The Paark Lytt learnt writing from the Nœikxu (Neoquux). The old believers, a reclusive minority among the Paark Lytt, continue to pass on the Nœikxu scriptures. They use an archaic form of the script. The majority of the Paark Lytt reject the Nœikxu scriptures. They follow the scriptures of the New Prophecy, which are written in the modern form of the script. While it is generally recognized that the Paark Lytt script originated from the Nœikxu, most literate Paark Lytt would not be able to read the archaic form at all.
With regard to the overview of the script, all phonetic information is in IPA. I hope it is decipherable. The subscript numbers in the transcriptions of the archaic form refer to variant letters. Paark Lytt scholars believe that these originally represented different pronunciations, though the details are disputed.
In the transcriptions of the modern form, the two instances where the consonant length is put between parentheses refer to sounds where length is purely allophonic: They represent long sounds where consonant length is phonotactically possible, and short sounds otherwise. Consonant length is phonotactically possible when there are no adjacent obstruents (stops or fricatives except /h/), with the exception of long /ss/ that can also occur after a stop.

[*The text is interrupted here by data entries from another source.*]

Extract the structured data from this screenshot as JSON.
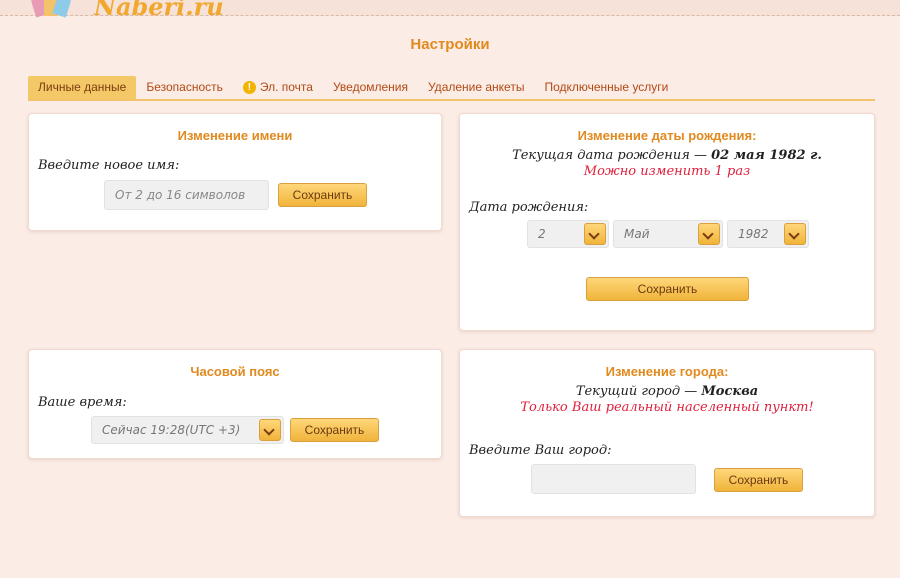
{
  "header": {
    "logo_text": "Naberi.ru"
  },
  "page_title": "Настройки",
  "tabs": [
    {
      "label": "Личные данные",
      "active": true
    },
    {
      "label": "Безопасность"
    },
    {
      "label": "Эл. почта",
      "icon": "warning-icon"
    },
    {
      "label": "Уведомления"
    },
    {
      "label": "Удаление анкеты"
    },
    {
      "label": "Подключенные услуги"
    }
  ],
  "name_card": {
    "title": "Изменение имени",
    "label": "Введите новое имя:",
    "placeholder": "От 2 до 16 символов",
    "save": "Сохранить"
  },
  "birth_card": {
    "title": "Изменение даты рождения:",
    "current_prefix": "Текущая дата рождения — ",
    "current_value": "02 мая 1982 г.",
    "note": "Можно изменить 1 раз",
    "label": "Дата рождения:",
    "day": "2",
    "month": "Май",
    "year": "1982",
    "save": "Сохранить"
  },
  "tz_card": {
    "title": "Часовой пояс",
    "label": "Ваше время:",
    "value": "Сейчас 19:28(UTC +3)",
    "save": "Сохранить"
  },
  "city_card": {
    "title": "Изменение города:",
    "current_prefix": "Текущий город — ",
    "current_value": "Москва",
    "note": "Только Ваш реальный населенный пункт!",
    "label": "Введите Ваш город:",
    "value": "",
    "save": "Сохранить"
  },
  "colors": {
    "accent": "#e08a20",
    "tab_active": "#f5c867",
    "warning": "#e0203c"
  }
}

In hindsight, I should have represented all long consonants with the /ː/ sign. This would have been more logical and more consistent with the length representation within the script, where the bar below marks both long consonants and long vowels. The affricates do not have a length distinction because they are like two adjacent obstruents. /l/, /r/, /j/ and /h/ do not have a long counterpart.
Mach adds: The Paark Lytt language is really Bernese German, so Paark Lytt is only an unusual transcription of Bärglüt, High German Bergleute, 'mountain people'.